Sygnały z początku 2013 r. sugerują, że trend zwyżkowy w zakresie zaległości płatniczych na rynku włoskim utrzymuje się, choć w porównaniu do 2012 r. jego tempo nieznacznie spadło. W styczniu pojawiły się pozytywne sygnały na obszarze eksportu: odnotowano spowolnienie wzrostu średniej kwoty zaległych płatności w przemyśle tekstylnym i mechanicznym.
Analitycy Euler Hermes zauważają też, że najpoważniejsza faza kryzysu międzynarodowego wydaje się być już za nami. Przewidują, że globalny wzrost gospodarczy zwiększy się o 2,5% w 2013 r. i o 3,2% w 2014 r. W 2013 r. ponad połowa światowego wzrostu będzie zasługą krajów wschodzących (Chiny + 7,6%, Indie + 5,5%), których łączny wkład w rozwój globalnej gospodarki wyniesie niemal 1,9 p.p. (ok. 75% łącznego wzrostu) w porównaniu do 2,1 p.p. w 2014 r. (60% łącznego wzrostu). Wskaźniki gospodarcze we Włoszech pogorszyły się w III kwartale 2012 r., również pod wpływem niepewności politycznej. Prognozy na 2013 r. zakładają utrzymanie ujemnego wzrostu (-0,8%). W 2012 r. produkcja przemysłowa wykazała spadek i na początek 2013 r. przewiduje się recesję.

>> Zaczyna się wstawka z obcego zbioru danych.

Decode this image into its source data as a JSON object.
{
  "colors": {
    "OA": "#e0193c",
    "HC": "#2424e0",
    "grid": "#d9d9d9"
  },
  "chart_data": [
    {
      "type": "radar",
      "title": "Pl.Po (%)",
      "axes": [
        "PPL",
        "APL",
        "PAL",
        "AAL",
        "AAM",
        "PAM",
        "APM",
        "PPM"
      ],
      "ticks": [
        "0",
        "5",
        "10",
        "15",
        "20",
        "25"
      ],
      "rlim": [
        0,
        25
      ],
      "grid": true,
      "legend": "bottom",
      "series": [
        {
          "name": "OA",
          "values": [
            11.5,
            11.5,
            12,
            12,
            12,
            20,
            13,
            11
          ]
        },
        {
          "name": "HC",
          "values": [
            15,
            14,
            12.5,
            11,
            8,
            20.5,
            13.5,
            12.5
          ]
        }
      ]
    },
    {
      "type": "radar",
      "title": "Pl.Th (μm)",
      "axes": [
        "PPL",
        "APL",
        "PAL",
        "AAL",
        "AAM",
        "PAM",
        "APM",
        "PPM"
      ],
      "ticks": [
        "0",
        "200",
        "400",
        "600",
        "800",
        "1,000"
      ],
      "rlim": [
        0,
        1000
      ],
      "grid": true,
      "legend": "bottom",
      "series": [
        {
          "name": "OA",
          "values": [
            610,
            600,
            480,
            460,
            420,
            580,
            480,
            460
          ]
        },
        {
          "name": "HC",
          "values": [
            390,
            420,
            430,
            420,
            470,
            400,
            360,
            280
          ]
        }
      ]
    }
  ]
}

- Wyraźny spadek konsumpcji gospodarstw domowych, utrudniony dostęp do źródeł kredytowania oraz silnie zadłużona struktura finansowa doprowadziły do wzrostu zaległości płatniczych na krajowym rynku B2B - mówi Michele Pignotti, Dyrektor Euler Hermes na Region Krajów Śródziemnomorskich, Afryki i Bliskiego Wschodu. - Trend zwyżkowy w zaległych płatnościach objął wiele branż krajowych: w szczególności sektor żywnościowy, który boryka się z problemem niskiej wydajności łańcuchów dystrybucji i rosnących kosztów dla rolników; sektor transportowy, który znalazł się pod presją wysokich kosztów paliwa, oraz sektor motoryzacyjny, który boleśnie odczuwa skutki osłabionego popytu. Jedyną branżą, w której zaobserwowano pozytywne sygnały, była branża AGD, która korzysta na rozwoju nowych produktów high-tech wprowadzanych do gospodarstw domowych.
Michele Pignotti dodaje, że w przypadku włoskich eksporterów wzrost średniej kwoty niezapłaconych należności wiąże się z pogorszeniem prognoz sektorowych, w szczególności dla przemysłu chemicznego, mechanicznego, stalowego i sektora surowców. Kraje o najwyższym wskaźniku zaległości płatniczych na rzecz włoskich eksporterów to Francja, Niemcy, Polska, Rumunia i Turcja.